What’s the simplest way of going over an extremely large set of records in a database? Is there something like Rails’ find_in_batches in Ecto?

4 Likes

Ecto.Repo.stream/2. You can see in the docs it takes a :max_rows of 500, which is the same as the batch size in find_in_batches.

8 Likes
result = Repo.transaction(fn() ->
  your_ecto_query_here
  |> Repo.stream
  |> Enum.each(fn(one_record) ->
    # do something with one record here.
  end)
end)

case result do
  {:ok, success} -> # ...
  {:error, reason} -> # ...
end
6 Likes

For those of you who want the “batch” part of find_in_batches for whatever reason, use Stream.chunk_every to coerce the Repo batches into Lists:

Repo.transaction(fn() ->
  your_ecto_query_here
  |> Repo.stream(max_rows: 100)
  |> Stream.chunk_every(100)
  |> Enum.each(fn batch ->
    # do something with one *batch* here.
  end)
end)
5 Likes

There’s a key difference here in that for MySQL and Postgres that you have to be in a transaction. I don’t think the rails equivalent find_in_batches requires this.

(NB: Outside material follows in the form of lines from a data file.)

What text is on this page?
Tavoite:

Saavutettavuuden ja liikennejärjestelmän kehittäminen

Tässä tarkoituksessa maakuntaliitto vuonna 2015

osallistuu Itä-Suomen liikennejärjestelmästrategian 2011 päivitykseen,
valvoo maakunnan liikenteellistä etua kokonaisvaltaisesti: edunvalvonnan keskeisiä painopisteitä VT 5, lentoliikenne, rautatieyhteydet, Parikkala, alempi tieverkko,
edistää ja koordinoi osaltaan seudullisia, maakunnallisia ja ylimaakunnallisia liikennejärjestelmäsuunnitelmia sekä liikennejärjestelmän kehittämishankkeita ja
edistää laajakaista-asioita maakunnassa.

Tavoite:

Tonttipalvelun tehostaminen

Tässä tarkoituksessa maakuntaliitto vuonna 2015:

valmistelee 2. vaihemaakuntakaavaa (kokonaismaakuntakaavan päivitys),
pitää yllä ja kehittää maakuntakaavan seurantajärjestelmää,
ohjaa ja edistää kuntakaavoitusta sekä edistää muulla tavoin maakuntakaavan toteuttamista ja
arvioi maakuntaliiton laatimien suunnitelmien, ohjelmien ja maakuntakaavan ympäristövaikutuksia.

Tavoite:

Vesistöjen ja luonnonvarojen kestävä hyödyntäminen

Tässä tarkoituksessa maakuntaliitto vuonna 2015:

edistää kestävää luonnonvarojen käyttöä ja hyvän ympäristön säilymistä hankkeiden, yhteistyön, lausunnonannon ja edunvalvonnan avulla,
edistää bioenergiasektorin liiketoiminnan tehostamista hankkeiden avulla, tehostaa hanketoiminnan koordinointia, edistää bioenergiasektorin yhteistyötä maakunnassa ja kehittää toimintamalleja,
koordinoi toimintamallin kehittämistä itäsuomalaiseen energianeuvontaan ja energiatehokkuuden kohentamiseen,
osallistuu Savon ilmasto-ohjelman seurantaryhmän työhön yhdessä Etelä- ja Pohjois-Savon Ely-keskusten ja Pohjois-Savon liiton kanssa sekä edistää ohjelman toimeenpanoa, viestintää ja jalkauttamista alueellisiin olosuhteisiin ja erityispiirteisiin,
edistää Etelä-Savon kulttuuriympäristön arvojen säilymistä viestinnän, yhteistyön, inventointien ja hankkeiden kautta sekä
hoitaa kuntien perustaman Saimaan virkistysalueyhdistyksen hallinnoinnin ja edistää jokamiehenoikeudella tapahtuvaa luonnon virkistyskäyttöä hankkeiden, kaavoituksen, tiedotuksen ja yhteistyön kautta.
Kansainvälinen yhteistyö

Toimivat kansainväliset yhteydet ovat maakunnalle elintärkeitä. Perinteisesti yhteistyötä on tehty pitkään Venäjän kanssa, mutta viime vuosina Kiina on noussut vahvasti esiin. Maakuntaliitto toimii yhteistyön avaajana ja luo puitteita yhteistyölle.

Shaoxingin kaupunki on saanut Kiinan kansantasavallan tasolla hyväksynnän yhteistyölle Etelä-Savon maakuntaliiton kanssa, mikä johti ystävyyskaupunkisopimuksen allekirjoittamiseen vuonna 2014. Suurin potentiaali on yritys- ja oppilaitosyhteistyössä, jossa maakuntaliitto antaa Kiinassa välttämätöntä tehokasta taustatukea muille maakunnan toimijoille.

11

I am going over a large table so ideally I would control what parts of the iteration is within a transaction… is there an alternative?

Then you need to pagination on your own, as there is no safe way to do it without some additional constraints, and as Ecto do not know whether these constraints are uphold (and where are implemented) for your data, it do not provide such functionality.